🤖 AI Summary
Traditional supervised learning assumes i.i.d. data, contradicting inherent dependencies in real-world datasets.
Method: This paper reformulates supervised learning as a policy evaluation problem on a Markov reward process (MRP), introducing a generalized temporal difference (TD) learning framework that explicitly relaxes the i.i.d. assumption. Under linear function approximation, we establish rigorous convergence guarantees and prove that TD estimators achieve superior statistical efficiency over ordinary least squares (OLS) under dependent noise.

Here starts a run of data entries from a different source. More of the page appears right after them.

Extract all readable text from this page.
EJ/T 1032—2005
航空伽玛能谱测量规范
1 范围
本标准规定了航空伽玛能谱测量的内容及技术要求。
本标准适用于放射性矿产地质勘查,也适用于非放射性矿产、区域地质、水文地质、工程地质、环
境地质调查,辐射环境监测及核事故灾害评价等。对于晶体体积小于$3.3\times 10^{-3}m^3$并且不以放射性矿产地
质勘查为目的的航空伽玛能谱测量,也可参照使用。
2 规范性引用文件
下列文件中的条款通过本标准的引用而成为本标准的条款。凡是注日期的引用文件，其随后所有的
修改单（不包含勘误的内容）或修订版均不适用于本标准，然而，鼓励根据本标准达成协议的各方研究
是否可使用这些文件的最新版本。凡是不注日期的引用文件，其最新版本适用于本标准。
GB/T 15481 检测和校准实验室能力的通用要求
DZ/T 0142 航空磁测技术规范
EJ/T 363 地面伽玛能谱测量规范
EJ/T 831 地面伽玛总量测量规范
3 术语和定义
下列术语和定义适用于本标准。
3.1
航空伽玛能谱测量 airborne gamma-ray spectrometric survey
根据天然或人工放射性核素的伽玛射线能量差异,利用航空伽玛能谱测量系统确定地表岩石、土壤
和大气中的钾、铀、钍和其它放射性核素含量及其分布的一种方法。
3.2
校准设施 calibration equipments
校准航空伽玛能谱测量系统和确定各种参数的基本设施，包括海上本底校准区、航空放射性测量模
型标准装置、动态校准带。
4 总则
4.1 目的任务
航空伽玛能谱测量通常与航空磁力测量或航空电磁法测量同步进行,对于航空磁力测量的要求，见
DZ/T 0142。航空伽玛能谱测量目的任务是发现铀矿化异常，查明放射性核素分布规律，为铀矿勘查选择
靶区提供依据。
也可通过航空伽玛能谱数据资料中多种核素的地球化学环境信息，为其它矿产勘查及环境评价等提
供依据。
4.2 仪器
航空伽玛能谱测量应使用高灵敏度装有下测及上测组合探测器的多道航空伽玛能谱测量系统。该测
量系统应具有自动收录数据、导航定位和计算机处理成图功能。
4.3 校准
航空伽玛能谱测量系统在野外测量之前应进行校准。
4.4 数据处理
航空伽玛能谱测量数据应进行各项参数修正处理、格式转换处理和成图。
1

Contribution/Results: Our theoretical analysis reveals TD’s intrinsic adaptability to non-i.i.d. structures. Empirical evaluation on regression and deep image classification tasks demonstrates faster convergence, improved generalization, and practical efficacy. This work establishes a novel paradigm and foundational theory for supervised learning with dependent data.
📝 Abstract
In traditional statistical learning, data points are usually assumed to be independently and identically distributed (i.i.d.) following an unknown probability distribution. This paper presents a contrasting viewpoint, perceiving data points as interconnected and employing a Markov reward process (MRP) for data modeling. We reformulate the typical supervised learning as an on-policy policy evaluation problem within reinforcement learning (RL), introducing a generalized temporal difference (TD) learning algorithm as a resolution. Theoretically, our analysis draws connections between the solutions of linear TD learning and ordinary least squares (OLS). We also show that under specific conditions, particularly when noises are correlated, the TD's solution proves to be a more effective estimator than OLS. Furthermore, we establish the convergence of our generalized TD algorithms under linear function approximation. Empirical studies verify our theoretical results, examine the vital design of our TD algorithm and show practical utility across various datasets, encompassing tasks such as regression and image classification with deep learning.